November’s figures highlight a cooling across the UK property market as we approach the Christmas period.
Nationally, the number of properties sold in November dropped by 8.9% on a monthly basis, with the amount of new property listings also falling, by 2.3%, on the previous month.
However, while this November slump comes as no surprise, the Property Activity Index also reveals an increase in activity year-on-year for new property listings. Looking back at Agency Express’ historical records, annual comparisons show that the declines made in 2017 are far less than those recorded both 12 and 24 months ago (-4.7% in 2016 and -12.2% in 2015).
Figures for the number of properties sold, however, did not show the same resilience, with a further decline on November 2016’s 1.8% decrease.

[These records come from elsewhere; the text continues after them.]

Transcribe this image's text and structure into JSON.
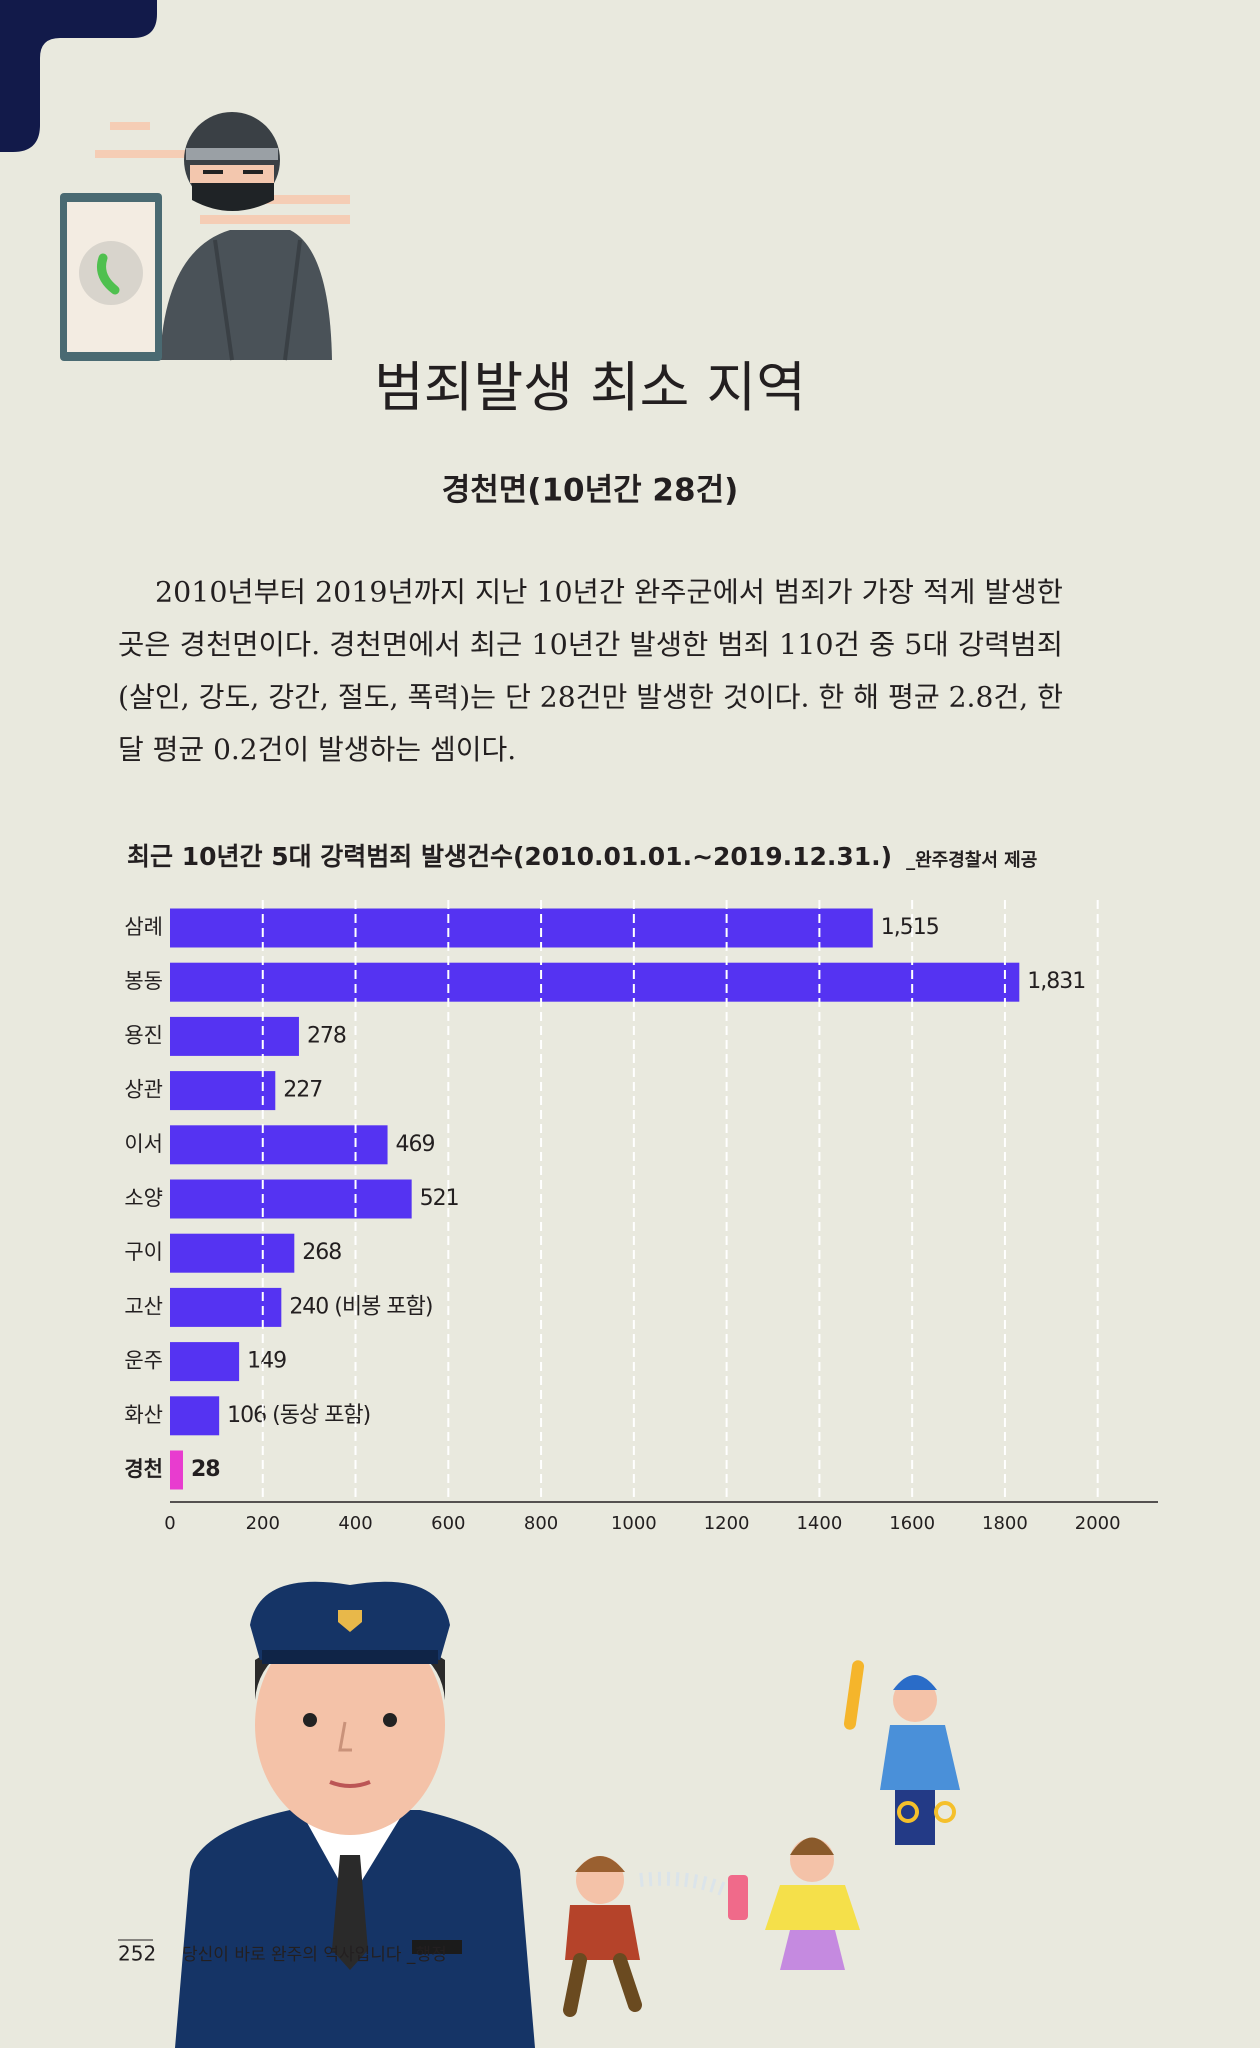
{
  "header": {
    "title": "범죄발생 최소 지역",
    "subtitle": "경천면(10년간 28건)"
  },
  "body": {
    "lines": [
      "2010년부터 2019년까지 지난 10년간 완주군에서 범죄가 가장 적게 발생한",
      "곳은 경천면이다. 경천면에서 최근 10년간 발생한 범죄 110건 중 5대 강력범죄",
      "(살인, 강도, 강간, 절도, 폭력)는 단 28건만 발생한 것이다. 한 해 평균 2.8건, 한",
      "달 평균 0.2건이 발생하는 셈이다."
    ]
  },
  "chart_data": {
    "type": "hbar",
    "title": "최근 10년간 5대 강력범죄 발생건수(2010.01.01.~2019.12.31.)",
    "source": "_완주경찰서 제공",
    "categories": [
      "삼례",
      "봉동",
      "용진",
      "상관",
      "이서",
      "소양",
      "구이",
      "고산",
      "운주",
      "화산",
      "경천"
    ],
    "values": [
      1515,
      1831,
      278,
      227,
      469,
      521,
      268,
      240,
      149,
      106,
      28
    ],
    "value_labels": [
      "1,515",
      "1,831",
      "278",
      "227",
      "469",
      "521",
      "268",
      "240 (비봉 포함)",
      "149",
      "106 (동상 포함)",
      "28"
    ],
    "colors": [
      "#5533f2",
      "#5533f2",
      "#5533f2",
      "#5533f2",
      "#5533f2",
      "#5533f2",
      "#5533f2",
      "#5533f2",
      "#5533f2",
      "#5533f2",
      "#e83ccf"
    ],
    "highlight_color": "#e83ccf",
    "xlim": [
      0,
      2130
    ],
    "xticks": [
      0,
      200,
      400,
      600,
      800,
      1000,
      1200,
      1400,
      1600,
      1800,
      2000
    ],
    "grid": true
  },
  "footer": {
    "page_number": "252",
    "book_title": "당신이 바로 완주의 역사입니다 _행정"
  }
}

Looking at regional performances across the country, just three of the 12 areas covered in the Property Activity Index bucked the seasonal trend.
November’s top performer was Central England, which recorded a robust rise in new property listings, of 19.6%. Again, assessing the index’s historical records, we can see that Central England constantly returns buoyant figures in November, with last month’s increase marking a record best for the region.
Other regions to challenge the November slump included:
New property listings
- Yorkshire and the Humber: +0.3%
The steepest decline in November’s index was recorded in Wales. The number of new property listings fell for the third consecutive month, by 25.2%, while the amount of properties sold dropped for the second month in a row, by 12.7%. This decrease marked the region’s largest monthly decline for November since the index’s first records in 2012.
Stephen Watson, the Managing Director of Agency Express, comments on the November slump: “Throughout November and as we approach the run-up to Christmas, we inherently expect for the market to slow in pace. While we have witnessed the usual downturn in activity, year-on-year figures remain robust, and this leaves us optimistic for a buoyant market in the New Year.”